The problem of unsupervised learning can be formulated as follows: Given a set of observed data, the goal is to estimate an unobservable underlying probability density function. This definition is reminiscent of density estimation in statistics. However, unsupervised learning consists of many other methods that try to summarize and explain key features of the data.
Clustering is one of the key ideas in unsupervised learning. It is the assignment of a set of data (observations) into subsets (clusters), so that data in the same cluster are similar in some sense. For example, one can find that most objects in the natural world fall into one of two categories: things that are brown and run away, and things that are green and don't run away. The first group is called animals, and the second, plants. Clustering is the operation of grouping things together.
There are several different types of clustering that generally fall into the two following types:
- Partitional Clustering
- Hierarchical Clustering
Partitional Clustering
Partitional clustering aims to determine all clusters at once. It is simply a division of the set of data objects into non-overlapping subsets. An example of partitional clustering is K-means Clustering, which is presented below.

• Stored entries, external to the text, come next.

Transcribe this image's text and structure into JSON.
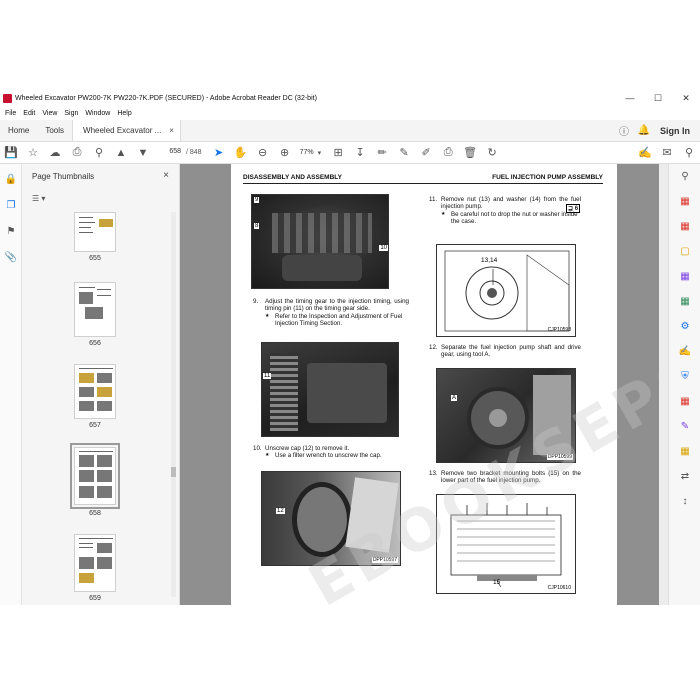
{
  "window": {
    "title": "Wheeled Excavator PW200-7K PW220-7K.PDF (SECURED) - Adobe Acrobat Reader DC (32-bit)",
    "minimize": "—",
    "maximize": "☐",
    "close": "✕"
  },
  "menu": [
    "File",
    "Edit",
    "View",
    "Sign",
    "Window",
    "Help"
  ],
  "tabs": {
    "home": "Home",
    "tools": "Tools",
    "document": "Wheeled Excavator ...",
    "close": "×",
    "sign_in": "Sign In"
  },
  "toolbar": {
    "current_page": "658",
    "total_pages": "/ 848",
    "zoom": "77%"
  },
  "thumbnail_panel": {
    "title": "Page Thumbnails",
    "close": "×",
    "options": "☰ ▾",
    "pages": [
      "655",
      "656",
      "657",
      "658",
      "659"
    ],
    "selected_page": "658"
  },
  "document_page": {
    "header_left": "DISASSEMBLY AND ASSEMBLY",
    "header_right": "FUEL INJECTION PUMP ASSEMBLY",
    "watermark": "EBOOKSEPO.COM",
    "left_photo_callouts": {
      "top": "9",
      "left": "8",
      "right": "10"
    },
    "step9": {
      "num": "9.",
      "text": "Adjust the timing gear to the injection timing, using timing pin (11) on the timing gear side.",
      "note": "Refer to the Inspection and Adjustment of Fuel Injection Timing Section."
    },
    "photo2_callout": "11",
    "step10": {
      "num": "10.",
      "text": "Unscrew cap (12) to remove it.",
      "note": "Use a filter wrench to unscrew the cap."
    },
    "photo3_callout": "12",
    "photo3_code": "DPP10597",
    "step11": {
      "num": "11.",
      "text": "Remove nut (13) and washer (14) from the fuel injection pump.",
      "tool": "⊒ 6",
      "note": "Be careful not to drop the nut or washer inside the case."
    },
    "drawing1_callout": "13,14",
    "drawing1_code": "CJP10598",
    "step12": {
      "num": "12.",
      "text": "Separate the fuel injection pump shaft and drive gear, using tool A."
    },
    "photo4_callout": "A",
    "photo4_code": "DPP10599",
    "step13": {
      "num": "13.",
      "text": "Remove two bracket mounting bolts (15) on the lower part of the fuel injection pump."
    },
    "drawing2_callout": "15",
    "drawing2_code": "CJP10610"
  }
}
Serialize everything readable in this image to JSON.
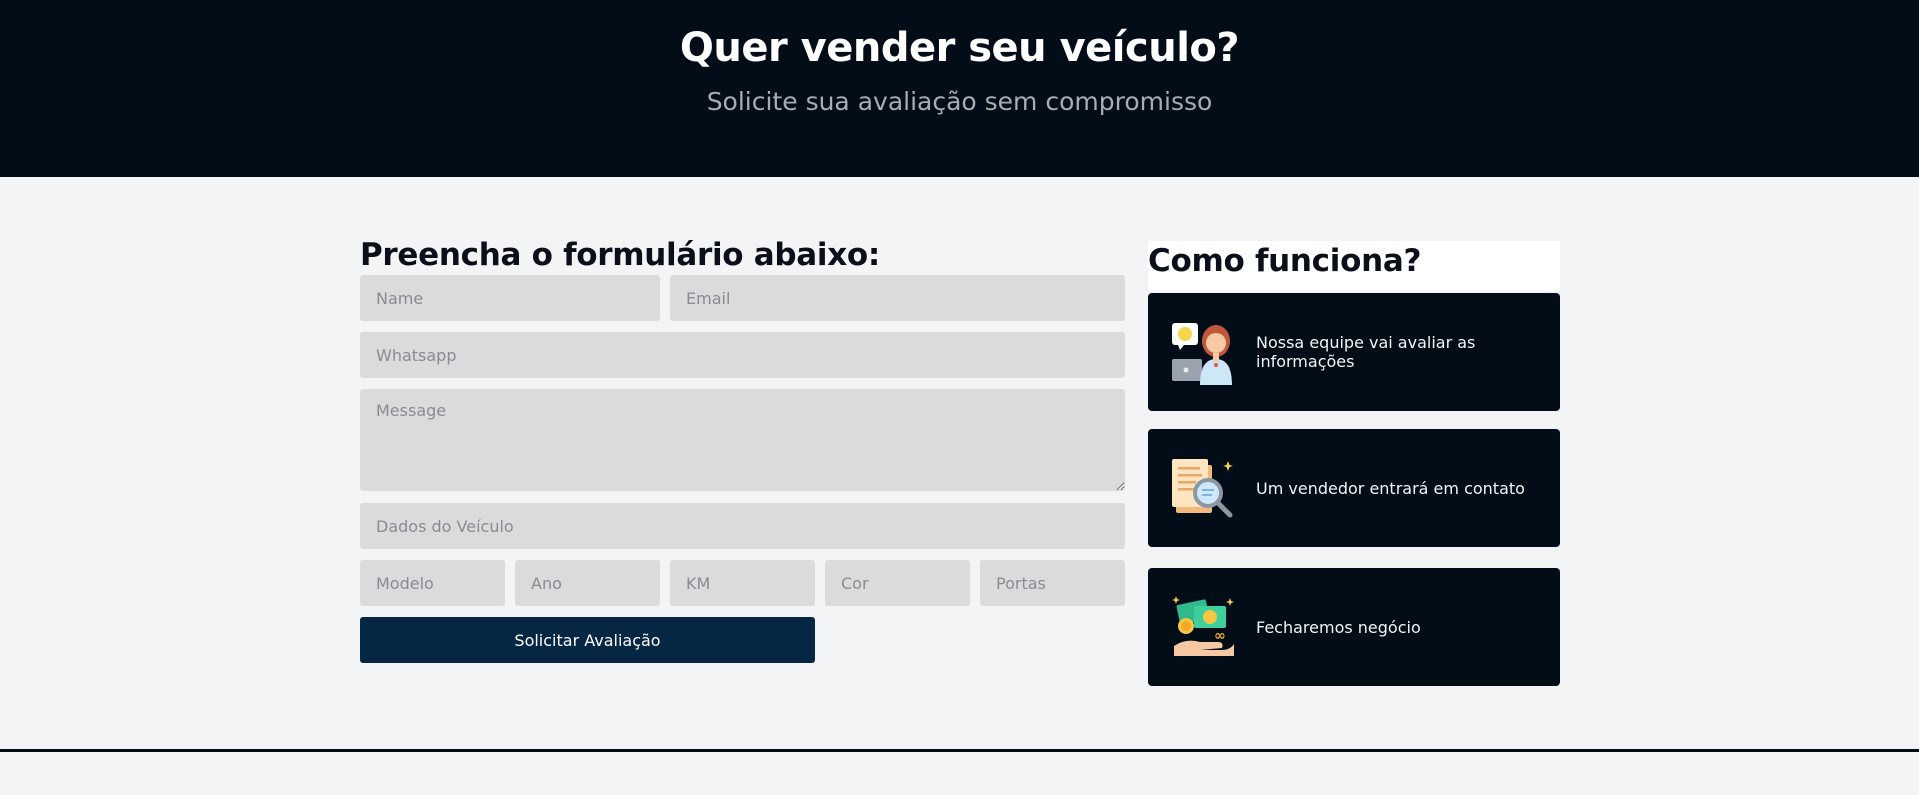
{
  "hero": {
    "title": "Quer vender seu veículo?",
    "subtitle": "Solicite sua avaliação sem compromisso"
  },
  "form": {
    "title": "Preencha o formulário abaixo:",
    "fields": {
      "name": "Name",
      "email": "Email",
      "whatsapp": "Whatsapp",
      "message": "Message",
      "vehicle": "Dados do Veículo",
      "model": "Modelo",
      "year": "Ano",
      "km": "KM",
      "color": "Cor",
      "doors": "Portas"
    },
    "submit_label": "Solicitar Avaliação"
  },
  "how": {
    "title": "Como funciona?",
    "steps": [
      {
        "icon": "support-agent-icon",
        "text": "Nossa equipe vai avaliar as informações"
      },
      {
        "icon": "document-search-icon",
        "text": "Um vendedor entrará em contato"
      },
      {
        "icon": "money-hand-icon",
        "text": "Fecharemos negócio"
      }
    ]
  },
  "colors": {
    "dark_bg": "#020d18",
    "button_bg": "#052744",
    "input_bg": "#dadbdd",
    "page_bg": "#f3f4f6"
  }
}
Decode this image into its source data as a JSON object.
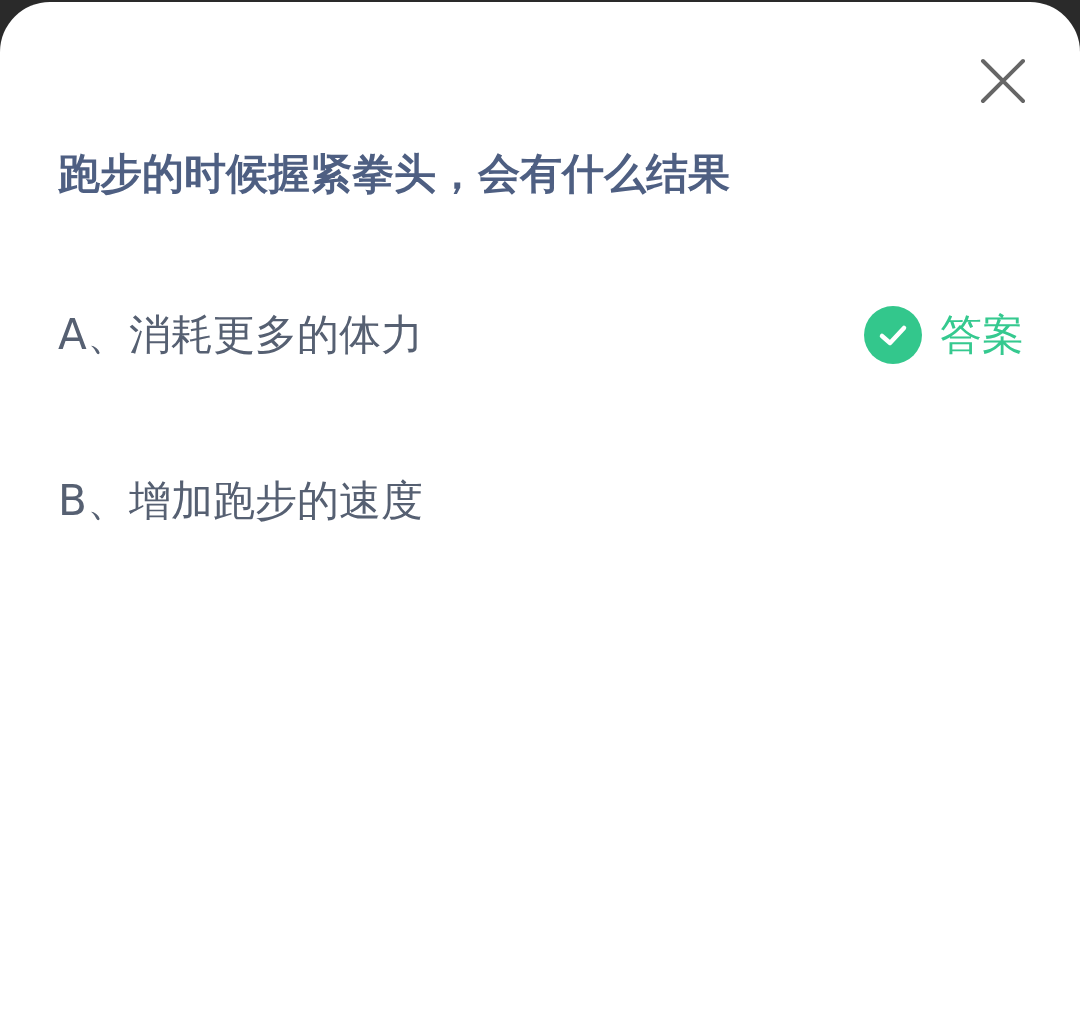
{
  "question": "跑步的时候握紧拳头，会有什么结果",
  "options": [
    {
      "label": "A、消耗更多的体力",
      "correct": true,
      "badge": "答案"
    },
    {
      "label": "B、增加跑步的速度",
      "correct": false
    }
  ]
}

K-means Clustering is a parametric approach that aims to partition \(n\) data objects into \(k\) clusters where each data object is assigned to the cluster with the nearest mean. In other words, it tries to find the centers of natural clusters of the data objects.
To provide a formal description, consider a set of data objects \((x_1, x_2, \dots, x_n)\), where each data object is a real vector. K-means clustering aims to partition the \(n\) data objects into \(k\) clusters \(C = {C_1, C_2, \dots, C_k} (k \leq n) \), so that the within-cluster sum of squares is minimum:
$$\underset{\mathbf{C}} {\operatorname{arg\ min}} \sum_{i=1}^{k} \sum_{\mathbf x_j \in C_i} \left| \mathbf x_j - \boldsymbol\mu_i \right|^2$$
where \(\mu_i\) is the mean of data objects in \(C_i\). An algorithm that is often used for k-means clustering has the following steps, which are iterated (counted by \(t\)) until a convergence is reached (i.e. the assignments do not longer change).
Hierarchical Clustering
Hierarchical clustering is a non-parametric approach that aims to build a hierarchy of clusters. Approaches to hierarchical clustering generally fall into two types:
Agglomerative: a "bottom up" approach, in which one starts by inserting each data object into its own cluster, and pairs of clusters are merged as one moves up the hierarchy.
Divisive: a "top down" approach, in which one starts by inserting all data objects in one cluster, and splits are performed recursively as one moves down the hierarchy.
In order to determine which clusters should be merged, or where a cluster should be split, a measure of similarity/dissimilarity (e.g. a measure of distance) is needed between sets of data objects. Some commonly used measures of distance for hierarchical clustering are (where \(a\) and \(b\) are two clusters; and \(a_i\) and \(b_i\) are the data objects of the corresponding clusters):
-
Euclidean distance: \(|a-b |_2 = \sqrt{\sum_i (a_i-b_i)^2}\)
-
Squared Euclidean distance: \(|a-b |_2^2 = \sum_i (a_i-b_i)^2\)
-
Manhattan distance: \(|a-b |_1 = \sum_i |a_i-b_i|\)
-
Maximum distance: \(|a-b |_\infty = \max_i |a_i-b_i|\)
-
Mahalanobis distance: \(\sqrt{ (a-b)^T S^{-1} (a-b) }\) where \(S\) is the covariance matrix.